The Safe Haven movement gained urgency on November 9, 2016, right after Donald Trump was elected president. Soon after, California’s State Superintendent of Public Instruction led his peers around the nation by issuing statements reassuring families that school districts and individual schools would continue to be places where children would be universally welcomed, nurtured, and given a safe environment in which to learn. They would continue to receive a free appropriate public education taking into account their full cognitve, social, physical, and emotional needs.
In California, SSPI Tom Torlakson issued two such statements, one on December 21, 2016 and again on January 30, 2017. Sacramento City Unified School District soon passed a school board resolution declaring the district a “safe haven.”
Pasadena Unified recently passed a similar school board resolution. (Both are featured in our model school resolutions and you can use them as a template.
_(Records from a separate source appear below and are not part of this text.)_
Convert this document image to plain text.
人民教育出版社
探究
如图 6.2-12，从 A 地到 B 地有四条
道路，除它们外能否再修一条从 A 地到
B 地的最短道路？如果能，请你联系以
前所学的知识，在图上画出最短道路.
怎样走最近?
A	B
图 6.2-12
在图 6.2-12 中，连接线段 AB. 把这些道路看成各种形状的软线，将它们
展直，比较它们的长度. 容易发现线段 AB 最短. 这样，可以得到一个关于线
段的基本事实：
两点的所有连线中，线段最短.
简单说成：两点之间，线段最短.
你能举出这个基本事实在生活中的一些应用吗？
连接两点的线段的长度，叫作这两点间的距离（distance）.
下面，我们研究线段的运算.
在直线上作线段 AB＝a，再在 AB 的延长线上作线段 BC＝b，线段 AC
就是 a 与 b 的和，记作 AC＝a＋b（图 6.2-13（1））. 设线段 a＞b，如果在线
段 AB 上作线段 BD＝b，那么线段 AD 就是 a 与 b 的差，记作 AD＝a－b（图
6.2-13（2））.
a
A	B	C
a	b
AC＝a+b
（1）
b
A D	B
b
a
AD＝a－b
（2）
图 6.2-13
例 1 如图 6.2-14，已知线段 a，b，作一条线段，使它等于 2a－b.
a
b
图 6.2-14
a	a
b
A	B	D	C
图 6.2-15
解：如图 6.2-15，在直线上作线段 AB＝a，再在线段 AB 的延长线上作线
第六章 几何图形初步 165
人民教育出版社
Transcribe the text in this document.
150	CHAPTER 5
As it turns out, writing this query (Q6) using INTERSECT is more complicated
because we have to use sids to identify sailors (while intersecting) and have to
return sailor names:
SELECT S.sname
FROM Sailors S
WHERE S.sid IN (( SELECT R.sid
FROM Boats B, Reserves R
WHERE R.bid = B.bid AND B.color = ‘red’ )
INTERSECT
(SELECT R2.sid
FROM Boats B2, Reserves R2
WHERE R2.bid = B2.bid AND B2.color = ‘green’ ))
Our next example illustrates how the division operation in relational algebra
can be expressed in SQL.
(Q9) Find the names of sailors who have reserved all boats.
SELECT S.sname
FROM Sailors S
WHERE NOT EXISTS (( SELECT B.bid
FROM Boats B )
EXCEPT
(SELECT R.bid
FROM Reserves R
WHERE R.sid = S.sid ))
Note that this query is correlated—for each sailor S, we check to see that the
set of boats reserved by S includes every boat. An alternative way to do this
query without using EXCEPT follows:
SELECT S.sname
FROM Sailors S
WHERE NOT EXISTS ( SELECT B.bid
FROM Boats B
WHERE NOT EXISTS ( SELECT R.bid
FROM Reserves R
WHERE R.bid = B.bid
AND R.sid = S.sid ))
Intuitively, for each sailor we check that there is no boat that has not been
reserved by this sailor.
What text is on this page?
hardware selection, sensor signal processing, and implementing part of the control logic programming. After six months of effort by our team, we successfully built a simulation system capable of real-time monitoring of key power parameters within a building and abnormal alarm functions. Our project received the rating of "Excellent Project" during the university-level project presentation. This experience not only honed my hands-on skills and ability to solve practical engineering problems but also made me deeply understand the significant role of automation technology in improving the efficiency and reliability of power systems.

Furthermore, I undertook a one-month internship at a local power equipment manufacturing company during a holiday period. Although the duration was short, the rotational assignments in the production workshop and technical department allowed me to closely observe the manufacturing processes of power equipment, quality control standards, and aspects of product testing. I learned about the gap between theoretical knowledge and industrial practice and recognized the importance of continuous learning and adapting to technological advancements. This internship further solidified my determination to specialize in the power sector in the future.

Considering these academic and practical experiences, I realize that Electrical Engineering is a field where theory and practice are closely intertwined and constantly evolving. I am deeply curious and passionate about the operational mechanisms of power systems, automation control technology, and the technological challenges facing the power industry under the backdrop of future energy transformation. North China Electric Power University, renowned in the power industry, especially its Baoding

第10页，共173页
So far examples are from California and Kentucky but we’ll be adding more from other states in a short while.)
This website will collect resources from states around the country where public education advocates are pressing school districts to take the following steps:
- School board passage of a safe haven resolution: see resources for your state here
- Detailed implementation of safe haven policies
- Non-cooperation with ICE, DHS, or any other federal agencies working to restrict immigration or travel, or threaten deportation
- Stepped-up protection of privacy rights and data of families regardless of immigration status, religious background, race, gender, sexuality, family socioeconomic status, free and reduced lunch participation, by rejecting inquiries relating to same
How to Use These Resources
- Step 1: Launch your own campaign to have your school district declare itself a “safe haven.”
- Step 2: Adapt an existing resolution as a model for your own district’s resolution.
- Step 3: Agendize the resolution. Attend any meetings to offer support from community members during public comment.
- Step 4: Follow up with district staff to implement safe haven policies. Areas where you should ask questions:
— How will presence of School Resource Officers (SROs) in close proximity with students on campus and any cooperation with ICE, etc, be handled? What are expectations of SROs in keeping information about an undocumented student or student’s family member confidential and not disclosed to city law enforcement or federal immigration officials? What trainings will take place to make expectations clear? What city laws and state laws might complicate or further protect undocumented children or their families?
— Will individual schools incorporate the “safe havens” implementation and trainings into the Safe Schools Policy for each school? Will all school staff be trained on the social, emotional, and legal protections the school will make available to students?
— What perimeters will be enforced by the school district for each school outside of which ICE or other officers are not allowed to enter school property without prior express permission?
— What is the district’s response should mandated reporter laws trigger child protective services that conflict with district safe haven policies?
— What proactive steps is the district taking to introduce, strengthen, or add curriculum that addresses difference, mutual respect, appreciation of history and cultures from multiple vantage points and of a variety of peoples, in order to reduce ignorance, fear, and implicit bias?
— What resources will the district commit to ensure that families at risk know their rights? Do these efforts include continuing parent education workshops, will a clearinghouse of legal resources be made available, will there be simultaneous translation so families speaking various languages can understand? Will schools offer additional counseling and other resources to children expressing fears about deportation or “banning” and family separation?